A mom recently described her middle-of-the-night, hour-long bouncing routine with a one-year-old. Like many, she had developed back problems as a result. These are all well-meaning parents trying to do the right thing, many identifying with “attachment parenting.” Many feel guilty for wanting a full night’s sleep.
That’s a clear sign it’s time to change how we talk about sleep. Sleep is not rocket science—it’s innate and universal. Human beings are built to sleep, as long as the environment and habits are right. Most babies can sleep pretty well after six months, when their circadian system has matured (even though some might still feed at night, they can go back to sleep without much fanfare).
There’s no reason for attachment to conflict with this, and why would it? They’re both natural processes. The key is understanding what attachment really means: being attuned to a child’s needs, but also giving her space when she’s ready to master a new skill (such as sleeping). One of the goals of attachment, over time, is independence. When parents over-help, babies get hooked on sleep habits they don’t need. Those habits overshadow the child’s own skills and sleep gets worse instead of better.
We know to help without helicoptering during the day. If your toddler is about to take her first step, would you swoop in and pick her up, just because she looks wobbly? If your son is struggling with a puzzle, would you put all the pieces in for him so he doesn’t have to be frustrated?
It’s not that parents are “too attached,” it’s that we keep recycling an inaccurate definition of the word.
Same goes for sleep—if we do something for our babies that they’re capable of doing for themselves, we take away their chance to grow and progress. Kids will always need our help getting cozy, having the right routine or talking through fears of the dark. But if we expect them to sleep independently, then once they’re comfortable we have to step back and let them be in charge of falling asleep.
My partner and I love to catch parents when babies are little so they can fade their help gradually—pause before rushing in and discern normal baby noises so they don’t jump at every peep—hopefully avoiding the over-helping dilemma altogether.

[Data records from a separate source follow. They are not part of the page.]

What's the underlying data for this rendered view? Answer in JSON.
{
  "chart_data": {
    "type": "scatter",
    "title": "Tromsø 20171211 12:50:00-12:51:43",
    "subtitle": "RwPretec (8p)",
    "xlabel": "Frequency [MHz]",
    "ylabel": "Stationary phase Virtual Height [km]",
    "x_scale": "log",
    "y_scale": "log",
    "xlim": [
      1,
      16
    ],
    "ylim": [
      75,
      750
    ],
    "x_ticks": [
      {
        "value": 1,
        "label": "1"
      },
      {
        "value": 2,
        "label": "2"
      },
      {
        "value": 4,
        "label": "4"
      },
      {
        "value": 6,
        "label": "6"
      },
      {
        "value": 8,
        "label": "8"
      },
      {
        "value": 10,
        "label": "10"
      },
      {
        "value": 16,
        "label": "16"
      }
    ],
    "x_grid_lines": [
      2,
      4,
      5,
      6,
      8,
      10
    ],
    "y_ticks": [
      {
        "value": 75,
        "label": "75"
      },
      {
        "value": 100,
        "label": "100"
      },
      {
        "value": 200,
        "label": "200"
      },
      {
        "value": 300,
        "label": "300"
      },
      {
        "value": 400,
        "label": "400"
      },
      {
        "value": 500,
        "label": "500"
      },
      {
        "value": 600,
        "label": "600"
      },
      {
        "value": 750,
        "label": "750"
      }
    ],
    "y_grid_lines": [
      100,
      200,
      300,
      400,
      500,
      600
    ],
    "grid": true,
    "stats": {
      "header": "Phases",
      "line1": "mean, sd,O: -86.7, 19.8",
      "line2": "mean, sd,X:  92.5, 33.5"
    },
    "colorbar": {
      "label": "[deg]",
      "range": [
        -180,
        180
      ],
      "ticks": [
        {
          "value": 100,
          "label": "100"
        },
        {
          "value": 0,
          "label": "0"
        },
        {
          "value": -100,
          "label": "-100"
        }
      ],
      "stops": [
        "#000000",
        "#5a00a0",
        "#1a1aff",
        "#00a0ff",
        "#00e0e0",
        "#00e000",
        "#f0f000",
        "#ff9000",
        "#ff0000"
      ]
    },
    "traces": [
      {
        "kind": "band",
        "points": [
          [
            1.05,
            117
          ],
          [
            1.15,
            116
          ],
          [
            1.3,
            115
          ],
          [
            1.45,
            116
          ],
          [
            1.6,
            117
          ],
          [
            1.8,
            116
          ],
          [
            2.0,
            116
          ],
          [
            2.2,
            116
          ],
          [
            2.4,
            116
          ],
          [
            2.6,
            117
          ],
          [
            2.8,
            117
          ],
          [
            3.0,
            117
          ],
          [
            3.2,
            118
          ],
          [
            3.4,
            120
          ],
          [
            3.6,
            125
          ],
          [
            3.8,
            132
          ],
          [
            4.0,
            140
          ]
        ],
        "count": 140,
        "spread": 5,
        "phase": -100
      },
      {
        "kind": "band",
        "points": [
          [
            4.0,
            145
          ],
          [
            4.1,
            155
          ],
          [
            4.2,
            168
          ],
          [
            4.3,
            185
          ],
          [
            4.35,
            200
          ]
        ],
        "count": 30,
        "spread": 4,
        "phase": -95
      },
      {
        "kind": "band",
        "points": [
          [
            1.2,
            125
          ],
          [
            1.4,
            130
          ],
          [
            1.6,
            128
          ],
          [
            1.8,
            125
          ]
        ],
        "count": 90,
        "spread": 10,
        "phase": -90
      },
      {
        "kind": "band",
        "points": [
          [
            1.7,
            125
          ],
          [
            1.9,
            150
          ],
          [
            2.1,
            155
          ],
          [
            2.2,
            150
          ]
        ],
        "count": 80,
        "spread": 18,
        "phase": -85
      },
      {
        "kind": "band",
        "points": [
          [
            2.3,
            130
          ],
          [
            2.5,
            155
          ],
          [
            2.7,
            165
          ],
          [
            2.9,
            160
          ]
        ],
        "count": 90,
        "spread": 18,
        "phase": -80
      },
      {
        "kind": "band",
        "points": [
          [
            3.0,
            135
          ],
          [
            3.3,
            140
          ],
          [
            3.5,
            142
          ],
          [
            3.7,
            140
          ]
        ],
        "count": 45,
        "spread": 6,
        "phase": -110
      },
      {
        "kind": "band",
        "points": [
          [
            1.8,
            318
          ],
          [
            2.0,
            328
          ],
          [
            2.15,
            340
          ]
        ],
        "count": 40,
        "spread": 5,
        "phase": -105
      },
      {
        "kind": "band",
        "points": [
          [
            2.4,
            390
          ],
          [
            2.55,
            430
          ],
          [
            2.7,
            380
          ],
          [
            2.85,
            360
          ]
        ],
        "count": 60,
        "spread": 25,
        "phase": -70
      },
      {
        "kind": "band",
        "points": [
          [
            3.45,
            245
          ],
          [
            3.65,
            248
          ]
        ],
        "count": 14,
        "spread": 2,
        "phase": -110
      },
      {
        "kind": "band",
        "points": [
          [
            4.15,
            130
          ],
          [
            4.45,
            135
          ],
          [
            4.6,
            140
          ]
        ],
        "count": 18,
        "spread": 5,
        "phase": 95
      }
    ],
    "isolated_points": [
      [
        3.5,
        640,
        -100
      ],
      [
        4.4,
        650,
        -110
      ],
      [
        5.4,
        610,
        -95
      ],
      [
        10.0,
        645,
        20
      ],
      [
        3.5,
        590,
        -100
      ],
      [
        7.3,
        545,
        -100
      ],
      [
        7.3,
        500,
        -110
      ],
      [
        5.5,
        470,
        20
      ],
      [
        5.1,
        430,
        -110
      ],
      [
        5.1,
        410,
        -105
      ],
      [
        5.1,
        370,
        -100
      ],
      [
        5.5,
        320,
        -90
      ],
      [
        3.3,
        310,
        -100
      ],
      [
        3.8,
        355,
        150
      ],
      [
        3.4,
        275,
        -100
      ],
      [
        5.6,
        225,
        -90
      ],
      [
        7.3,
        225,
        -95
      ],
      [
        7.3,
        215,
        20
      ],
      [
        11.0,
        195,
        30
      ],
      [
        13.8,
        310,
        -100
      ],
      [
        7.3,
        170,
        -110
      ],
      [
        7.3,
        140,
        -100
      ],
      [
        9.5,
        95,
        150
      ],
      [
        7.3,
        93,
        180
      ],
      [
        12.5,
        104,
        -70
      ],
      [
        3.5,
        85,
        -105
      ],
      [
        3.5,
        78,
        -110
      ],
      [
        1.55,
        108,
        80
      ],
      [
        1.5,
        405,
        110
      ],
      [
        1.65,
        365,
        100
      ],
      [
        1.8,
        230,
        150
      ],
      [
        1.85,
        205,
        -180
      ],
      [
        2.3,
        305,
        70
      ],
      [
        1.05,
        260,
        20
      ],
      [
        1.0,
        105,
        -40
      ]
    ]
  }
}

Often we see parents at a crisis point, though. They have a 9-month-old who wakes every two hours, or a 20-pound toddler they bounce to sleep on a yoga ball (you wouldn’t believe how many we’ve met). Changing such an entrenched over-helping pattern usually means the baby will protest and cry at first.
This is where the attachment-versus-crying debate sparks flames. But again, our job as parents is not to make our kids happy at every moment, or to take away all their frustrations and make everything easy. A little struggle is okay. It’s our job to acknowledge difficult feelings, to hang in there and let our kids know that we’re with them and to let them do what they’re capable of.
Let’s unswaddle this tightly-wound debate. The argument itself is making people tired. The goals of the two sides (good sleep, good emotional health) are not only compatible, they feed each other. If we keep these goals in mind, we won’t scare parents into thinking they’re going to do it wrong. And we’ll all be able to do what we’re biologically programmed to do—get a good night’s sleep.